ELKO — The lack of sufficient broadband internet service in the Elko area has attracted the attention of the state, and stakeholders will meet next week to begin identifying potential solutions.
Representatives from the Governor’s Office of Science, Innovation and Technology are scheduled to attend the Broadband Action Committee Meeting in Elko Dec. 6-7 to visit with leaders of Elko County’s key industry sectors. Jojo Myers Campos, the state broadband development manager, is bringing a four-member team to gather input with the ultimate goal of ushering in better broadband to Elko County.
The state office — whose mission is “to coordinate the planning, mapping, and procurement of broadband to ensure connectivity across Nevada for schools, libraries, hospitals, clinics and communities meets national standards” — aims to take a whole-community approach to getting better broadband service to Elko County. The office has begun a similar process to improve broadband in White Pine County.
“These rural areas need the same opportunities … that some of our larger urban areas have,” Myers Campos said. “Better broadband means greater opportunities for Nevada. When you leverage today’s internet, we have greater opportunities to connect to education [and] to healthcare such as telemedicine and telepharmacy. We have better opportunity to foster economic development, and when a community can foster economic development, they then can access new markets and even create more jobs.”

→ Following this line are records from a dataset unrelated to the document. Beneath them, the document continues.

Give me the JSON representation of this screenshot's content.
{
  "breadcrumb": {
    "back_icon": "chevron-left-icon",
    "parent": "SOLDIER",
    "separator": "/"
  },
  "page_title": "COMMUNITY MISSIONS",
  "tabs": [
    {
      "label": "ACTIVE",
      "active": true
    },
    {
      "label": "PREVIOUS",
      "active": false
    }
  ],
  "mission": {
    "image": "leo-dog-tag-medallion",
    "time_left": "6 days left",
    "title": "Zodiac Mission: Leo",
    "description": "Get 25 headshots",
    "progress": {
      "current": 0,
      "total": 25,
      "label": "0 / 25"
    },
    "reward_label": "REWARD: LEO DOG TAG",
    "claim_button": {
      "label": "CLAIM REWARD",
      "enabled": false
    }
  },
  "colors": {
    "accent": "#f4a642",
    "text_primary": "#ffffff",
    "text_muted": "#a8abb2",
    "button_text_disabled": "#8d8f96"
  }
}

The need The purpose of the meeting is to identify solutions to better broadband and work toward improvements, explained Elko City Councilman Reece Keener, who volunteered to spearhead the effort to rally representatives for the meeting after subpar internet speeds and interruptions affected his two businesses.
“Our community’s internet/broadband service is at best sorely insufficient, and has a lot of room for improvement,” Keener wrote in an email inviting key residents. “Broadband service is no longer considered a luxury, but rather a necessity for users at all levels: schools, government, businesses and residences. Poor internet service compromises safety, hampers commerce and puts our community at a competitive disadvantage.”
Spring Creek residents also have protested poor internet and phone service, and those grievances have elevated to the Attorney General’s Bureau of Consumer Protection, which received about 40 complaints by Nov. 1 regarding Frontier Communications. The BCP solicited formal feedback after a Sept. 20 general consumer session in Spring Creek that was attended by representatives from the BCP and the Public Utilities Commission of Nevada, according to Elko Daily Free Press archives.
Also this year, the Spring Creek Association board authorized SCA staff to pursue action to obtain a short-term solution with Frontier, which could include adjusting service charges or installing infrastructure, wrote SCA President Jessie Bahr in an email.
The meeting will be divided into sessions that focus on broadband as it relates to Spring Creek, public safety, healthcare, business and government/education/economic development. Each group will be made up of about 15 invited individuals who represent those sectors. A few seats are still available, and Elko County or Spring Creek stakeholders can request to be part of a session by emailing Keener at email@example.com.
“I want to make sure that we keep that linear focus,” Myers Campos said, explaining that the meeting is by invitation only and excludes providers at this point. “My whole goal is to create a strong enough foundation with these meetings that we create a next step to move forward.”
Keener reminded participants that the sessions are focused on solutions, to discuss the current situation, potential solutions and providers, potential upgrades and new technology.
“We really want to focus on solutions,” he said. “We have defined the challenges.”
Deploying high-quality communitywide broadband across Elko County will be a monumental task, explained Myers Campos. The effort will likely take more than one provider and will take time to implement.
“It takes more work in our rural areas because we don’t have the infrastructure,” she said. “Anything broadband is not done overnight … but it will be done.”